We can also map all these kebab and snake cases into a style that is convenient for us and immediately set the default value if necessary.

query: {
   ‘feed_shoffer_id’: ‘feedShofferId’,
   ‘pi-from’: ‘piFrom’,
   ‘show-urls’: ({showUrls = ‘offercard’}) => showUrls,
}

What other advantages do we get?

Filtering. The client gets only what he needs, no more, no less.

Aggregation. No need to waste the client network and battery to make multiple ajax requests. A noticeable gain in speed due to the fact that opening a connection is an expensive operation.

Caching. Your repeated aggregated call will not pull anyone once again, but will simply return 304 Not Modified.

Data concealment. For example, you may have tokens that are needed between backends and should not get to the client. The client may not even have the rights to know about the existence of these tokens, let alone their contents.

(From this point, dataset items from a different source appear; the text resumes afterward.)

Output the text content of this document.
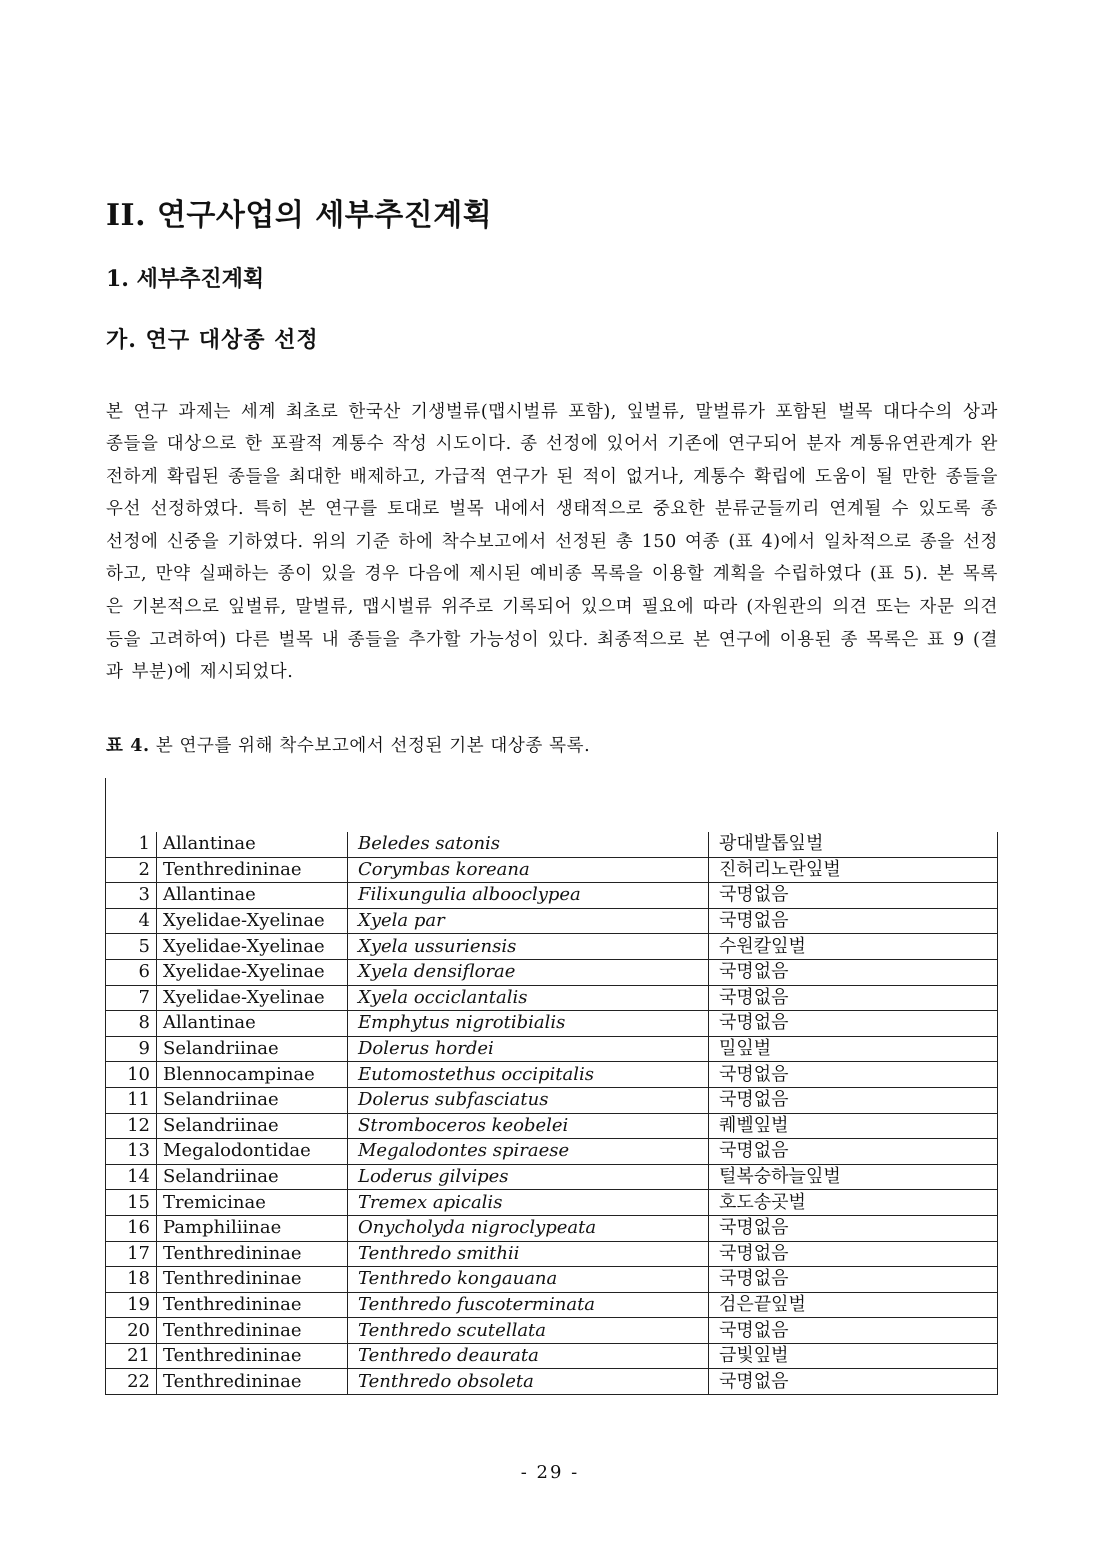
II. 연구사업의 세부추진계획
1. 세부추진계획
가. 연구 대상종 선정

본 연구 과제는 세계 최초로 한국산 기생벌류(맵시벌류 포함), 잎벌류, 말벌류가 포함된 벌목 대다수의 상과 종들을 대상으로 한 포괄적 계통수 작성 시도이다. 종 선정에 있어서 기존에 연구되어 분자 계통유연관계가 완전하게 확립된 종들을 최대한 배제하고, 가급적 연구가 된 적이 없거나, 계통수 확립에 도움이 될 만한 종들을 우선 선정하였다. 특히 본 연구를 토대로 벌목 내에서 생태적으로 중요한 분류군들끼리 연계될 수 있도록 종 선정에 신중을 기하였다. 위의 기준 하에 착수보고에서 선정된 총 150 여종 (표 4)에서 일차적으로 종을 선정하고, 만약 실패하는 종이 있을 경우 다음에 제시된 예비종 목록을 이용할 계획을 수립하였다 (표 5). 본 목록은 기본적으로 잎벌류, 말벌류, 맵시벌류 위주로 기록되어 있으며 필요에 따라 (자원관의 의견 또는 자문 의견 등을 고려하여) 다른 벌목 내 종들을 추가할 가능성이 있다. 최종적으로 본 연구에 이용된 종 목록은 표 9 (결과 부분)에 제시되었다.

표 4. 본 연구를 위해 착수보고에서 선정된 기본 대상종 목록.
1	Allantinae	Beledes satonis	광대발톱잎벌
2	Tenthredininae	Corymbas koreana	진허리노란잎벌
3	Allantinae	Filixungulia albooclypea	국명없음
4	Xyelidae-Xyelinae	Xyela par	국명없음
5	Xyelidae-Xyelinae	Xyela ussuriensis	수원칼잎벌
6	Xyelidae-Xyelinae	Xyela densiflorae	국명없음
7	Xyelidae-Xyelinae	Xyela occiclantalis	국명없음
8	Allantinae	Emphytus nigrotibialis	국명없음
9	Selandriinae	Dolerus hordei	밀잎벌
10	Blennocampinae	Eutomostethus occipitalis	국명없음
11	Selandriinae	Dolerus subfasciatus	국명없음
12	Selandriinae	Stromboceros keobelei	퀘벨잎벌
13	Megalodontidae	Megalodontes spiraese	국명없음
14	Selandriinae	Loderus gilvipes	털복숭하늘잎벌
15	Tremicinae	Tremex apicalis	호도송곳벌
16	Pamphiliinae	Onycholyda nigroclypeata	국명없음
17	Tenthredininae	Tenthredo smithii	국명없음
18	Tenthredininae	Tenthredo kongauana	국명없음
19	Tenthredininae	Tenthredo fuscoterminata	검은끝잎벌
20	Tenthredininae	Tenthredo scutellata	국명없음
21	Tenthredininae	Tenthredo deaurata	금빛잎벌
22	Tenthredininae	Tenthredo obsoleta	국명없음
- 29 -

Microservices. If you have a monolith on your back, then BFF is the first step to microservices.

Now about the cons.

Increasing complexity. Any abstraction is another layer that needs to be coded, deployed, and maintained. Another moving part of the mechanism that can fail.

Duplicate handles. For example, multiple endpoints can perform the same type of aggregations.

The BFF is a boundary layer that should support general routing, user rights restrictions, query logging, etc.

To neutralize these disadvantages, it is enough to adhere to simple rules. The first is to separate the interface and business logic. Your BFF should not change the business logic of the main API. Second, your layer should transform data only if absolutely necessary. We are not talking about a self-sufficient all-encompassing API, but only about a proxy that fills the gap by correcting the shortcomings of the backend.